特になにもねえな なにもないので

タンタンタヌキのタッキーは 金もないので無人君
詠み人 歌人 洗濯屋マーチャン
死んでないだろうなタッキー。

ヘタレて日本に帰ってしまったタッキーについて、日曜にヒロポン軍曹と話した。
オレたちは定例サウナオヤジ会議に出席していた。
片金出しながら会談。

『タクマ容疑者どうしたんすか?』

『なんか心を病んで日本に逃げ帰った』

『癌じゃないんすか』

『癌は切った。借金して』

『普通持って3ヶ月ですよ』

『お前はどうあってもタッキー殺したいんだな』

『前の社長も3ヶ月で死んだッスから』

タッキーは癌では死ななかったが、なんだか精神的に追い込まれて日本に帰ってしまったのだ。
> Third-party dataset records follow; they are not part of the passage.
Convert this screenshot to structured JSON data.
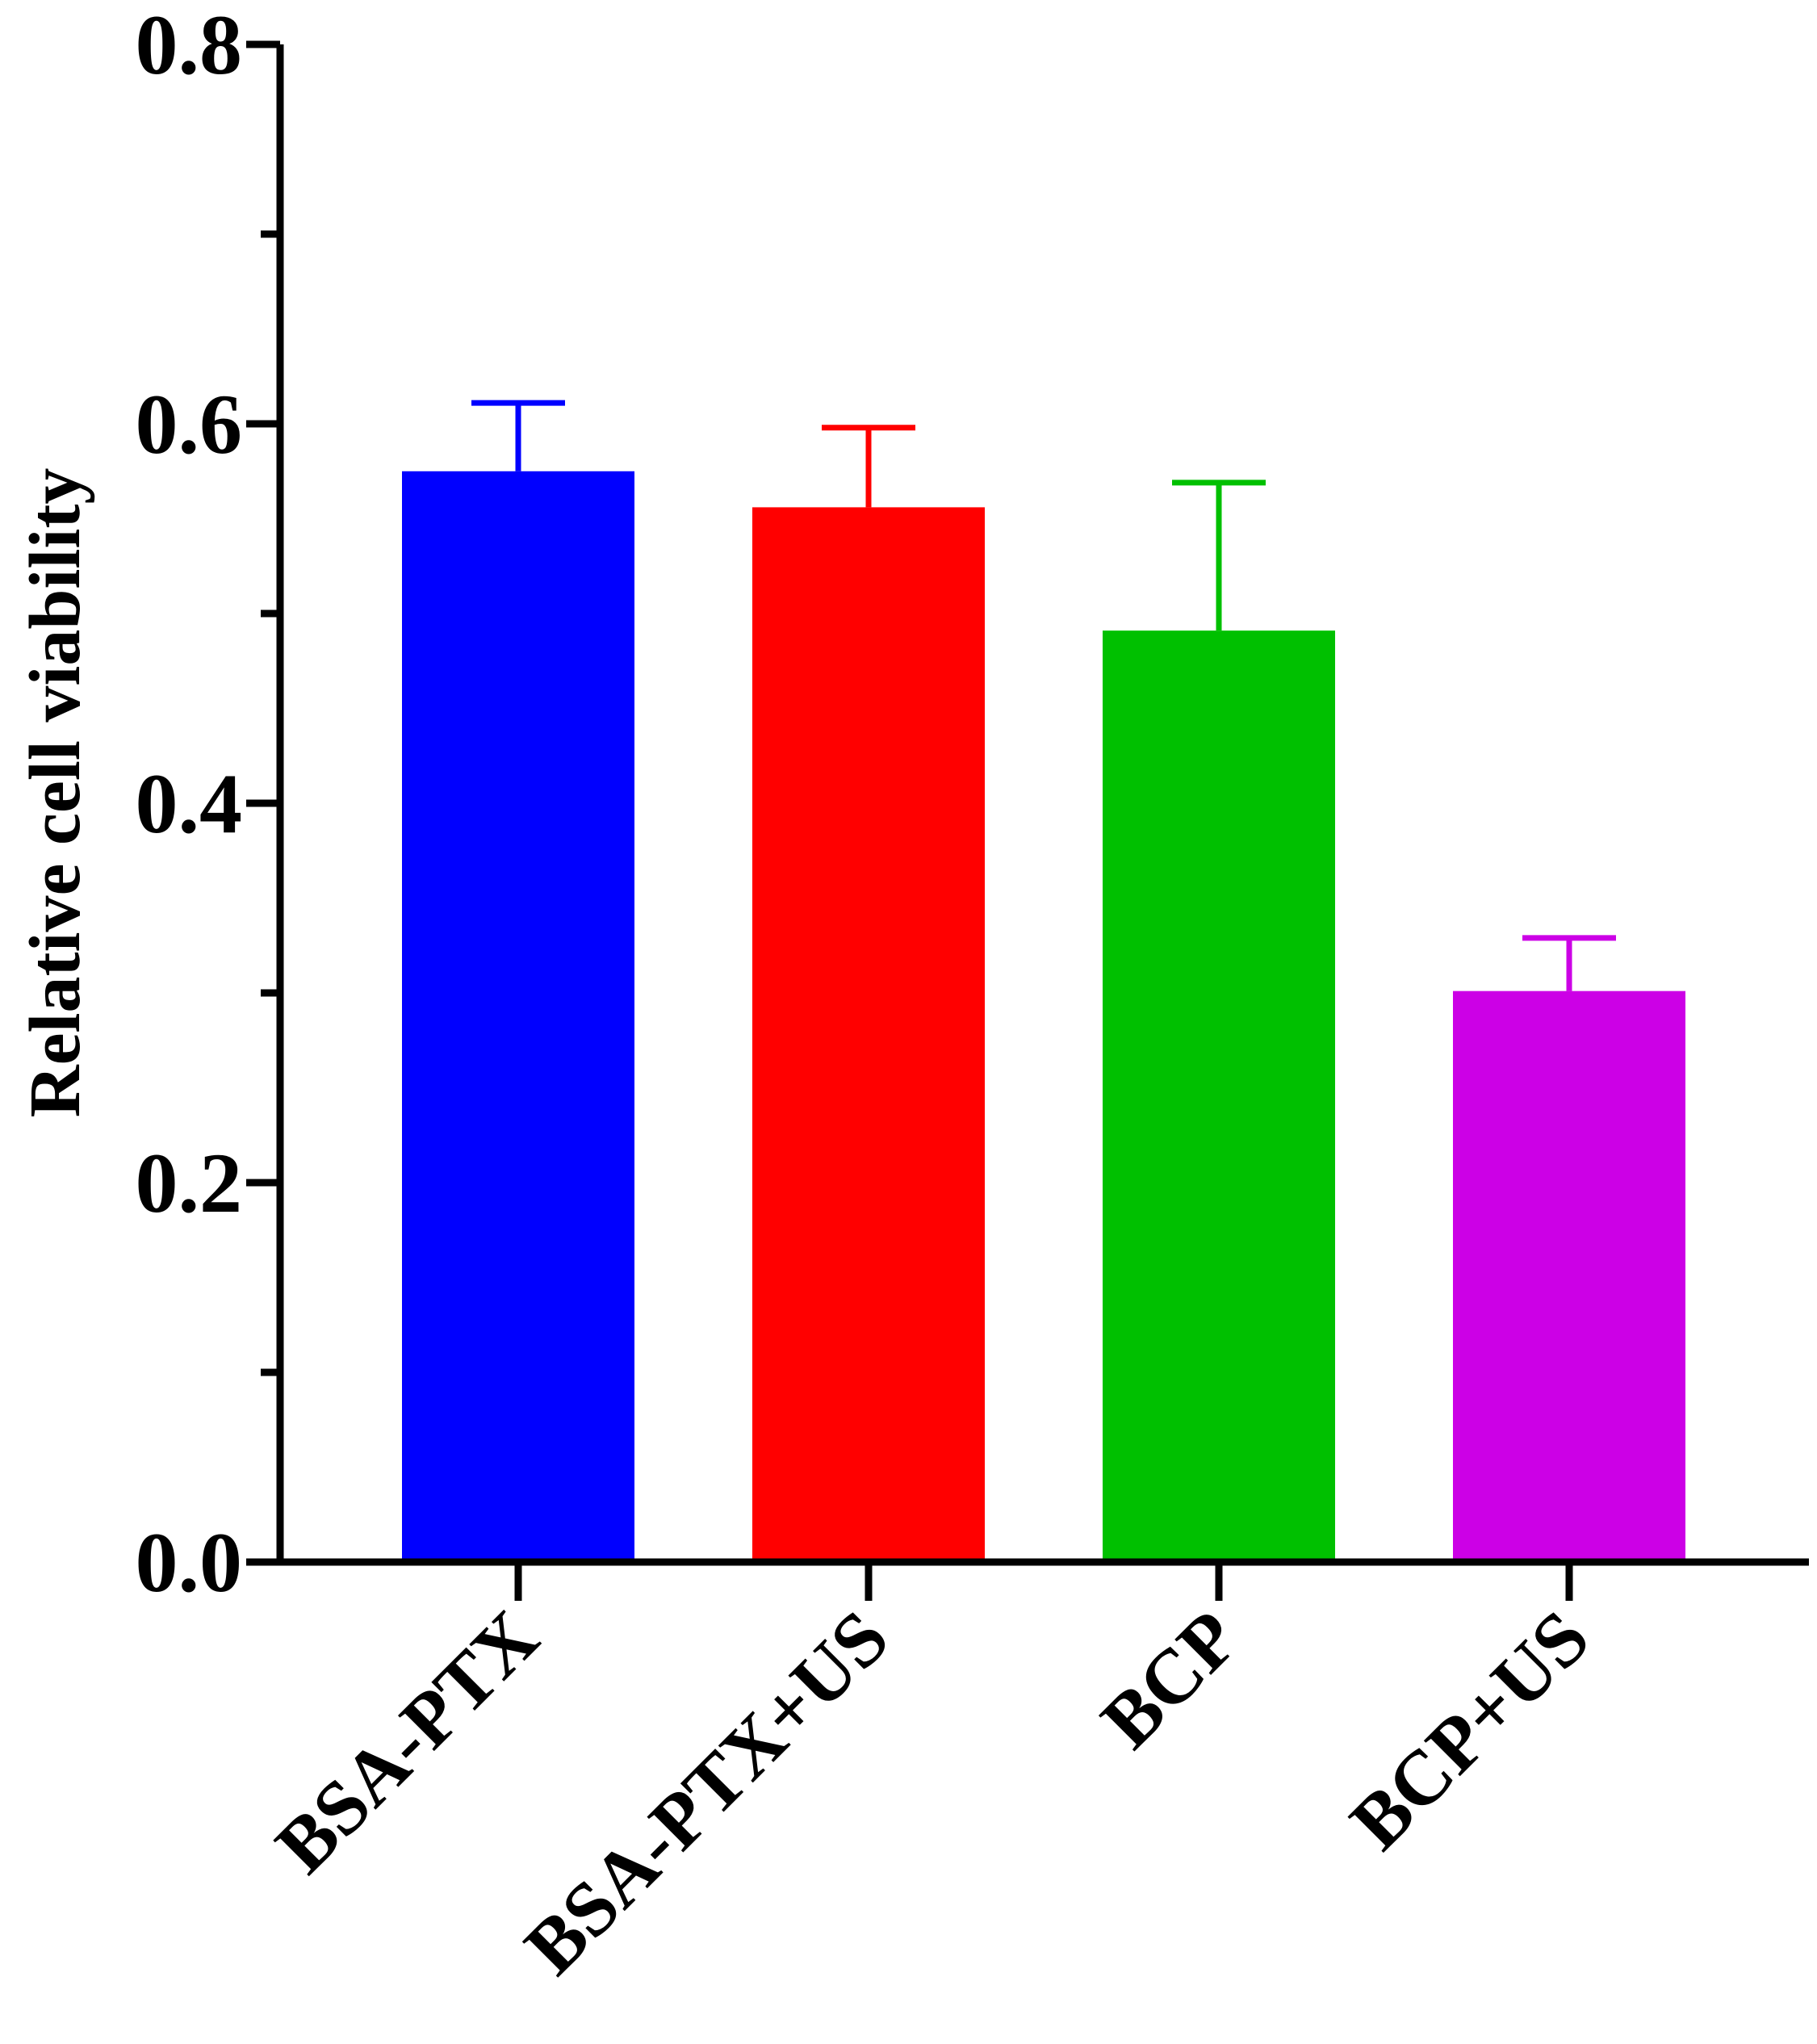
{
  "chart_data": {
    "type": "bar",
    "title": "",
    "xlabel": "",
    "ylabel": "Relative cell viability",
    "ylim": [
      0,
      0.8
    ],
    "yticks_major": [
      0.0,
      0.2,
      0.4,
      0.6,
      0.8
    ],
    "yticks_major_labels": [
      "0.0",
      "0.2",
      "0.4",
      "0.6",
      "0.8"
    ],
    "yticks_minor": [
      0.1,
      0.3,
      0.5,
      0.7
    ],
    "grid": false,
    "categories": [
      "BSA-PTX",
      "BSA-PTX+US",
      "BCP",
      "BCP+US"
    ],
    "values": [
      0.575,
      0.556,
      0.491,
      0.301
    ],
    "error_upper": [
      0.036,
      0.042,
      0.078,
      0.028
    ],
    "colors": [
      "#0000ff",
      "#ff0000",
      "#00c000",
      "#cc00e6"
    ]
  }
}
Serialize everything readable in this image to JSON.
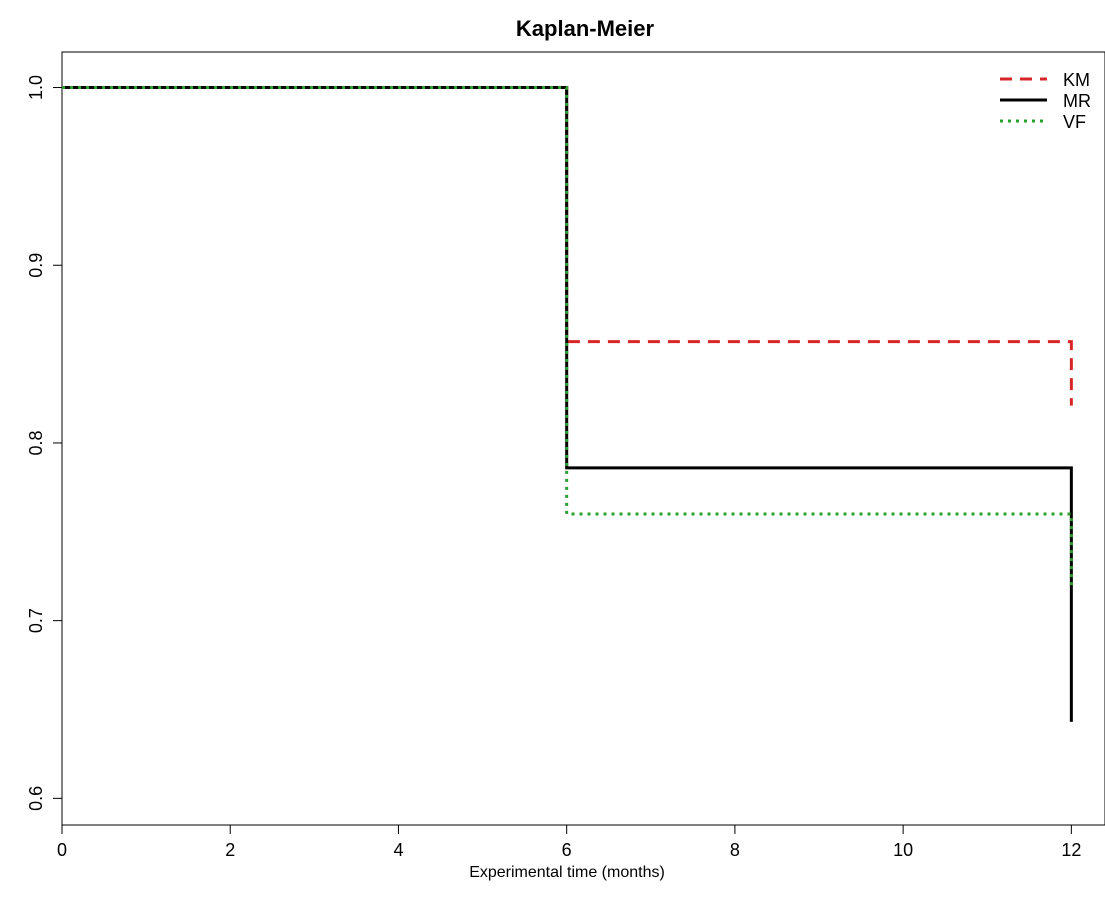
{
  "chart_data": {
    "type": "line",
    "title": "Kaplan-Meier",
    "xlabel": "Experimental time (months)",
    "ylabel": "",
    "xlim": [
      0,
      12.4
    ],
    "ylim": [
      0.585,
      1.02
    ],
    "x_ticks": [
      0,
      2,
      4,
      6,
      8,
      10,
      12
    ],
    "y_ticks": [
      0.6,
      0.7,
      0.8,
      0.9,
      1.0
    ],
    "y_tick_labels": [
      "0.6",
      "0.7",
      "0.8",
      "0.9",
      "1.0"
    ],
    "grid": false,
    "legend_position": "top-right",
    "step": true,
    "series": [
      {
        "name": "KM",
        "color": "#d62728",
        "dash": "dashed",
        "x": [
          0,
          6,
          12
        ],
        "y": [
          1.0,
          0.857,
          0.821
        ]
      },
      {
        "name": "MR",
        "color": "#000000",
        "dash": "solid",
        "x": [
          0,
          6,
          12
        ],
        "y": [
          1.0,
          0.786,
          0.643
        ]
      },
      {
        "name": "VF",
        "color": "#2ca02c",
        "dash": "dotted",
        "x": [
          0,
          6,
          12
        ],
        "y": [
          1.0,
          0.76,
          0.718
        ]
      }
    ]
  }
}
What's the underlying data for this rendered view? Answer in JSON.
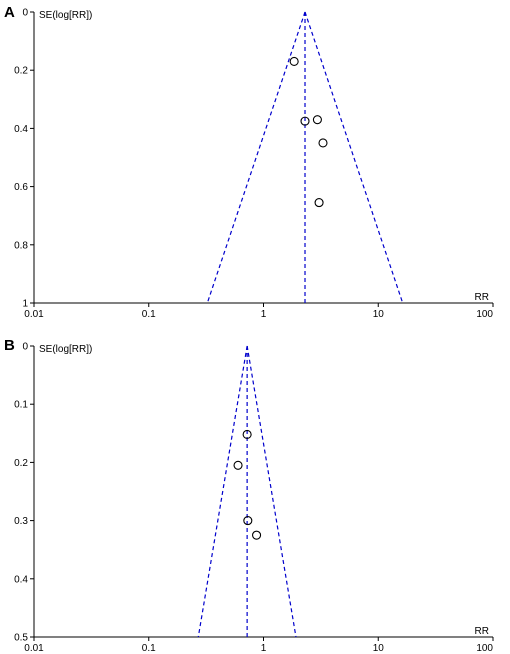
{
  "chart_data": [
    {
      "type": "scatter",
      "panel_label": "A",
      "title": "",
      "xlabel": "RR",
      "ylabel": "SE(log[RR])",
      "x_scale": "log",
      "xlim": [
        0.01,
        100
      ],
      "ylim": [
        1,
        0
      ],
      "x_ticks": [
        "0.01",
        "0.1",
        "1",
        "10",
        "100"
      ],
      "y_ticks": [
        "0",
        "0.2",
        "0.4",
        "0.6",
        "0.8",
        "1"
      ],
      "pooled_estimate": 2.3,
      "points": [
        {
          "x": 1.85,
          "y": 0.17
        },
        {
          "x": 2.3,
          "y": 0.375
        },
        {
          "x": 2.95,
          "y": 0.37
        },
        {
          "x": 3.3,
          "y": 0.45
        },
        {
          "x": 3.05,
          "y": 0.655
        }
      ],
      "colors": {
        "funnel": "#0000cc",
        "points": "#000000"
      }
    },
    {
      "type": "scatter",
      "panel_label": "B",
      "title": "",
      "xlabel": "RR",
      "ylabel": "SE(log[RR])",
      "x_scale": "log",
      "xlim": [
        0.01,
        100
      ],
      "ylim": [
        0.5,
        0
      ],
      "x_ticks": [
        "0.01",
        "0.1",
        "1",
        "10",
        "100"
      ],
      "y_ticks": [
        "0",
        "0.1",
        "0.2",
        "0.3",
        "0.4",
        "0.5"
      ],
      "pooled_estimate": 0.72,
      "points": [
        {
          "x": 0.72,
          "y": 0.152
        },
        {
          "x": 0.6,
          "y": 0.205
        },
        {
          "x": 0.73,
          "y": 0.3
        },
        {
          "x": 0.87,
          "y": 0.325
        }
      ],
      "colors": {
        "funnel": "#0000cc",
        "points": "#000000"
      }
    }
  ]
}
ウーンやっぱりコラートまで逃げてもまだ逃げたり無かったようで、 結局名古屋に逃げた。
名古屋と聞いててっきり期間工だと思っていたのだが道路工事の日雇いだそうだ。

不惑過ぎにはキビシイ道を選んだな。
それだけ根性あるならアユタヤにでも逃げればよかったのに。

タイに家族と借金を残して帰国したので、再起の初めから多重債務の重荷を背負っている。
不幸変態タッキーの本領発揮。

『一文無しで帰国したのに、なんでもシラチャの変態駐在の話じゃ、方々に借金しまくってる上、死にかけの義理のオヤジの入院費だろ』

『仕方ないでしょう生き死にかかってますから』

『それに無理して買った日産ロータスピックアップスペシャルのローンだろ』

『身分不相応な買い物したツケですよ』

『イカレ女房とタッキーに全然似ていないガキへの養育費だろ』

『まだ切れてなかったんですか・・・不徳の極みですわー』

『日本ではとんでもない田舎に引きこもっていて、歩いたらコンビニまで片道1時間45分らしいからショボイ原付買った。そのローンもある』

『よくローン組めましたね』

『その上、よせばいいのに、女房子供を日本に呼ぶとか寝言を言ってやがって、年末にはタイに迎えに来るらしい。最早金貸すヤツいるわけないから、最近では親身になって相談に乗ってくれるのは無人君だけだそうだ』

『イヤー帰ってきても自分の電話番号教えないでくださいね。関わり合いになりとうない』

『オレの携帯自動でお前に転送する。あいつは連絡だけじゃなくて、不幸の種も一緒に運んでくる』

自分はついていない・・・と泣き言を言うのはやめましょう。
この世にはタッキーという最強のついていない人もいるのです。

しかしまあ・・・あれはわざとか?
あの不幸ぶりは尋常じゃない。

がんばれタッキー!でも連絡くれるな。